February 2001
Being ‘gay’ is not a choice
Miles Christian Daniels
I’m not unlike most college seniors. With almost four years of higher education behind me, I’ve often wondered how what I’ve learned would prepare me for the real world. Around this same time last semester, I began to find out.
A documentary film class – not exactly something I was interested in – was offered as part of my creative writing degree, so I took it. Hey, three hours of watching films? Could be worse. All I wanted was an A, not a life-changing experience.
I was sailing through the semester when one of the series, "Eyes on the Prize," was screened. Suddenly – and unwillingly – I was transported from a comfortable UNC-Wilmington classroom to the teeming streets of Selma. I sat transfixed as white police officers brutally beat silent, black protesters because they had the audacity to want to vote. The violence was ugly enough, but when a white police officer spit in the face of a young black man, I couldn’t hold back the tears. Spit in his face. Embarrassed, I put my hand to my own face. I didn’t want the class to see my reaction.
The scene had been shot some thirty years before, but I still felt helpless, like there was something I should be doing to help alleviate the boy’s pain.
Little did I know that soon after watching this horrifying, humiliating moment on film that documentary film would become documentary reality.
I had just finished a night of dancing at a local gay-friendly bar here in Wilmington. I felt good, like I had finally found my niche through people who accepted me for what I am. After twenty-three years of lies and deceit, I had recently learned to accept myself.
See I’m from Wanchese – a small fishing village on North Carolina’s Outer Banks. There, most men have never attended college and pride themselves in both hard, manual labor and establishing traditional families. The son of a seafood business owner, with three brothers who work in the seafood industry, gay wasn’t what I was supposed to be – but I was.
I walked out to get a cab on Front Street. A man – standing on the curb – asked if he could share the fare. On the ride to his house, he asked if I was gay. I wondered why he was asking, but I had just come out and had nothing to hide. "Yes," I said. Proud I could be honest.
The driver pulled over to let him out. The man opened his door, then wheeled around and punched me in the face. I covered my face. Frustrated he couldn’t hit me again, he spit on me. "You faggot. You flaming queer. Go to hell," he screamed.
He slammed the door and – for good measure – spit once more through the open window. I wanted to scream back, "I can’t help being gay. It’s not my choice." But instead what strangely came to mind was that black boy in Selma. As I couldn’t help being gay, he couldn’t help being black. He was hated, not for something he did, but who he was. I knew I wasn’t the only one.

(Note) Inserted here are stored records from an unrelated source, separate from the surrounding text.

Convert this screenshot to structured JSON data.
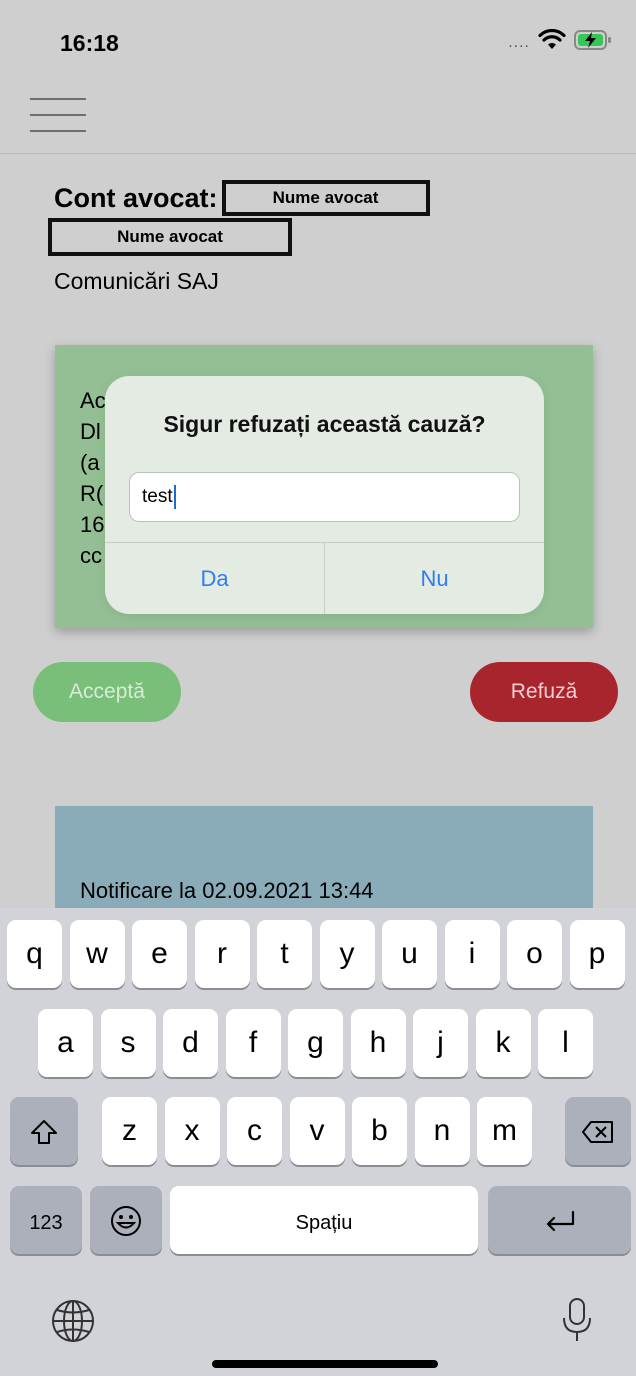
{
  "status_bar": {
    "time": "16:18",
    "signal": "....",
    "wifi_icon": "wifi-icon",
    "battery_icon": "battery-charging-icon"
  },
  "nav": {
    "menu_icon": "hamburger-menu-icon"
  },
  "header": {
    "account_label": "Cont avocat:",
    "lawyer_name_1": "Nume avocat",
    "lawyer_name_2": "Nume avocat",
    "section": "Comunicări SAJ"
  },
  "card_notice": {
    "text": "Ac                                                   4\nDl\n(a\nR(\n16\ncc",
    "background": "#94bf94"
  },
  "actions": {
    "accept_label": "Acceptă",
    "refuse_label": "Refuză",
    "accept_color": "#79bf79",
    "refuse_color": "#a8252e"
  },
  "card_notification": {
    "text": "Notificare la 02.09.2021 13:44",
    "background": "#8aabb8"
  },
  "alert": {
    "title": "Sigur refuzați această cauză?",
    "input_value": "test",
    "confirm_label": "Da",
    "cancel_label": "Nu",
    "button_color": "#2f7df0"
  },
  "keyboard": {
    "row1": [
      "q",
      "w",
      "e",
      "r",
      "t",
      "y",
      "u",
      "i",
      "o",
      "p"
    ],
    "row2": [
      "a",
      "s",
      "d",
      "f",
      "g",
      "h",
      "j",
      "k",
      "l"
    ],
    "row3": [
      "z",
      "x",
      "c",
      "v",
      "b",
      "n",
      "m"
    ],
    "shift_icon": "shift-icon",
    "backspace_icon": "backspace-icon",
    "numbers_label": "123",
    "emoji_icon": "emoji-icon",
    "space_label": "Spațiu",
    "return_icon": "return-icon",
    "globe_icon": "globe-icon",
    "mic_icon": "microphone-icon"
  }
}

As I look back over the semester, I realize the pain and injustice this boy suffered in a way prepared me for that night. I wish people could see beyond skin color, ethnic background, mental acuity, social status and religious or sexual preference. These are not things any of us do. Plus, it’s not all of who we are.
I’m a writer, a blues pianist, a surfer, a son, a brother, a Carolina Tar Heels basketball fan, a person who does not define myself completely through sexual orientation. Being part of a certain minority is not my choice. It’s just who I am.